The consensus, across the airwaves yesterday evening, was that the devil, in Budget 2014, was to be found in the detail.
If George had us scouring the fine print, without success, for hikes in shampoo and salad prices; some of his fellow pensioners weren’t as sanguine.
Philip Boucher-Hayes arrived in the Radio One studios armed with a red pen to highlight the “banana skins and grenades” the Government may need to dodge in the coming days and forecast a “whirlwind on the old-age pension telephone allowance,” a measure he described as “particularly harsh and nasty”.
Back on TV, John Mark McCafferty of St Vincent de Paul (SvP) had a more measured weather warning: “Cloudy with some points of silver lining… the cut to the benefit for a fourth child is a big concern.”
In truth, outrage was muted. Or at least the recession in colourfully expressed outrage continues to bite — one of the hidden costs of the years of pain; a drastic inhibition in ability to give out entertainingly.
With Vat staying put, Michael Vaughan of the Irish Hotels Federation was the second happiest man in the country after George. “A great day for tourism. This Government gets tourism.”
“Politically, this looks like quite a clever budget,” concluded Shane Coleman on Newstalk.
“A scattergun approach,” said economist Jim Power. “The political approach is divide and conquer.”
Coleman figured the big hit in the polls might come only when the best planners among us vote with their fertility calendars.
“The cut in the maternity benefit — a lot of people who it will affect mightn’t even know now they will have a baby next year.”
Pat Wall of PricewaterhouseCoopers felt some of this initial uncertainty was down, in part, to a difficulty in assembling a clear picture of this fresh hole forming in your pocket.
“You can’t do the classic calculation. There are too many moving parts. And that’s deliberate. The Government has been broadening the tax base.”
But Michael Taft of Unite wasn’t painting such a masterpiece. “Budgets are like an impressionist painting. We all have our nose pressed up against it and all we can see are the dots. Let’s step back and look at the broader canvas. The rate of decrease in unemployment is slowing down.”
On Today FM, businesswoman Glenna Lynch was joining some of those dots.
“A low-blow, messy budget. Quite a lot of sneaky things. For a young person under 25, a family, an elderly person; there’s a lot of impact.
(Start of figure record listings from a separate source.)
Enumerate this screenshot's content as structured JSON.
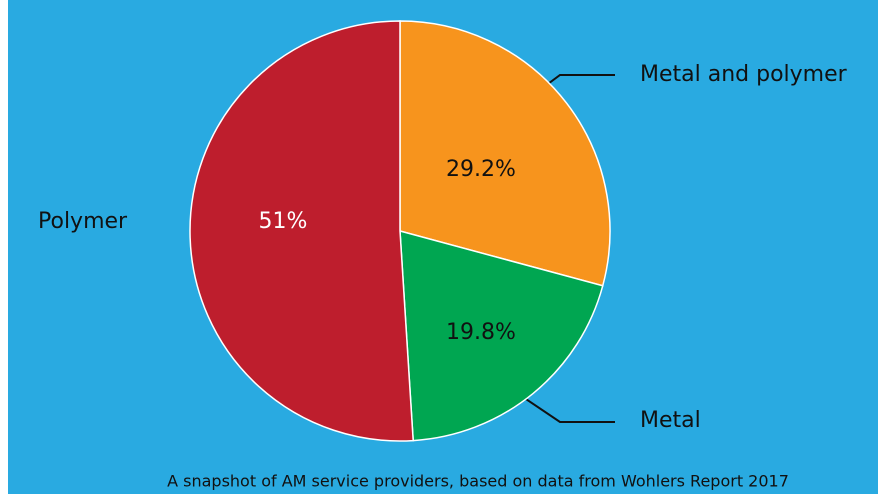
{
  "chart_data": {
    "type": "pie",
    "categories": [
      "Metal and polymer",
      "Metal",
      "Polymer"
    ],
    "values": [
      29.2,
      19.8,
      51
    ],
    "value_labels": [
      "29.2%",
      "19.8%",
      "51%"
    ],
    "colors": [
      "#f7941d",
      "#00a651",
      "#be1e2d"
    ],
    "caption": "A snapshot of AM service providers, based on data from Wohlers Report 2017"
  }
}
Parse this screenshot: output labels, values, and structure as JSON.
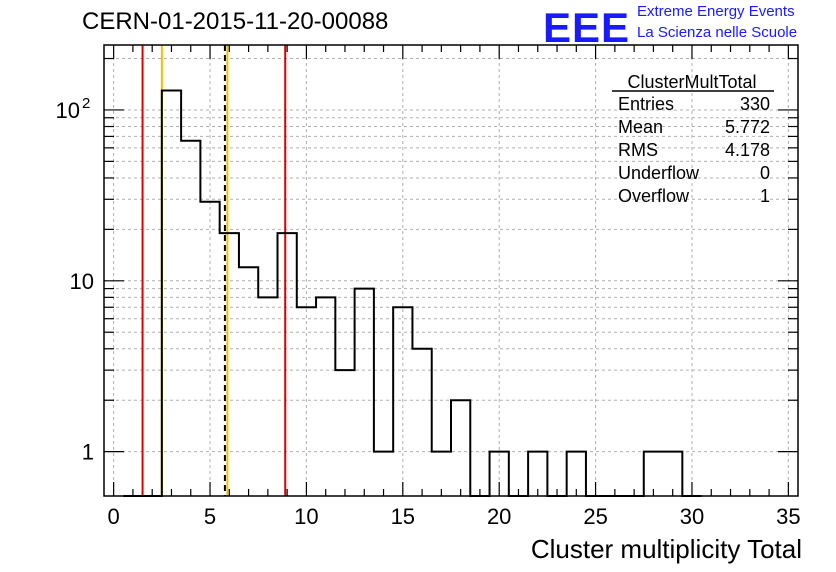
{
  "header": {
    "title": "CERN-01-2015-11-20-00088",
    "logo_text": "EEE",
    "logo_line1": "Extreme Energy Events",
    "logo_line2": "La Scienza nelle Scuole"
  },
  "stats_box": {
    "title": "ClusterMultTotal",
    "rows": [
      {
        "label": "Entries",
        "value": "330"
      },
      {
        "label": "Mean",
        "value": "5.772"
      },
      {
        "label": "RMS",
        "value": "4.178"
      },
      {
        "label": "Underflow",
        "value": "0"
      },
      {
        "label": "Overflow",
        "value": "1"
      }
    ]
  },
  "chart_data": {
    "type": "histogram",
    "title": "CERN-01-2015-11-20-00088",
    "xlabel": "Cluster multiplicity Total",
    "ylabel": "",
    "xlim": [
      -0.5,
      35.5
    ],
    "ylim": [
      0.55,
      240
    ],
    "ylog": true,
    "grid": true,
    "xticks": [
      0,
      5,
      10,
      15,
      20,
      25,
      30,
      35
    ],
    "yticks": [
      {
        "value": 1,
        "label": "1"
      },
      {
        "value": 10,
        "label": "10"
      },
      {
        "value": 100,
        "label": "10",
        "sup": "2"
      }
    ],
    "bin_width": 1,
    "bin_centers": [
      1,
      2,
      3,
      4,
      5,
      6,
      7,
      8,
      9,
      10,
      11,
      12,
      13,
      14,
      15,
      16,
      17,
      18,
      19,
      20,
      21,
      22,
      23,
      24,
      25,
      26,
      27,
      28,
      29,
      30
    ],
    "values": [
      0,
      0,
      130,
      66,
      29,
      19,
      12,
      8,
      19,
      7,
      8,
      3,
      9,
      1,
      7,
      4,
      1,
      2,
      0,
      1,
      0,
      1,
      0,
      1,
      0,
      0,
      0,
      1,
      1,
      0
    ],
    "vertical_lines": [
      {
        "x": 1.5,
        "color": "#e00000",
        "style": "solid"
      },
      {
        "x": 2.5,
        "color": "#f0c000",
        "style": "solid"
      },
      {
        "x": 5.772,
        "color": "#000000",
        "style": "dashed"
      },
      {
        "x": 5.9,
        "color": "#f0c000",
        "style": "solid"
      },
      {
        "x": 8.9,
        "color": "#e00000",
        "style": "solid"
      }
    ],
    "colors": {
      "histogram": "#000000",
      "grid": "#b0b0b0"
    }
  }
}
“The big elephant in the room; nothing to allow people to have more money in their pockets, to generate domestic demand.”
Economics lecturer Stephen Kinsella was sure his students would be dismayed by the inevitability of relying on reduced dole.
“It feels like the Government is trying to use carrots and sticks to move people into training or to leave to manipulate employment statistics.”
But when most finished with the detail, they tended to grab one particular devil by the tail. We have become familiar with many new and gloomy words in recent times. ‘Probity’ has been there or thereabouts among them, but yesterday it was writ large in many conversations.
Certainly the suggestion that “medical card probity” will raise €113m worried SvP’s McCafferty.
“That is causing us great concern. And creating a level of uncertainty for many of the people we are assisting.”
Any certainties at all? Matt Cooper found Michael Noonan content to hang in there with George. “The last budget with the troika in place. You are an old-age pensioner yourself? Will it be your last budget?
“As long as the Taoiseach wants me to stay in the position, I’ll stay in the position.”
What was the next line of that Lou Reed number?
“Your poor huddled masses, let’s club ’em to death.”
Just don’t expect a bereavement grant.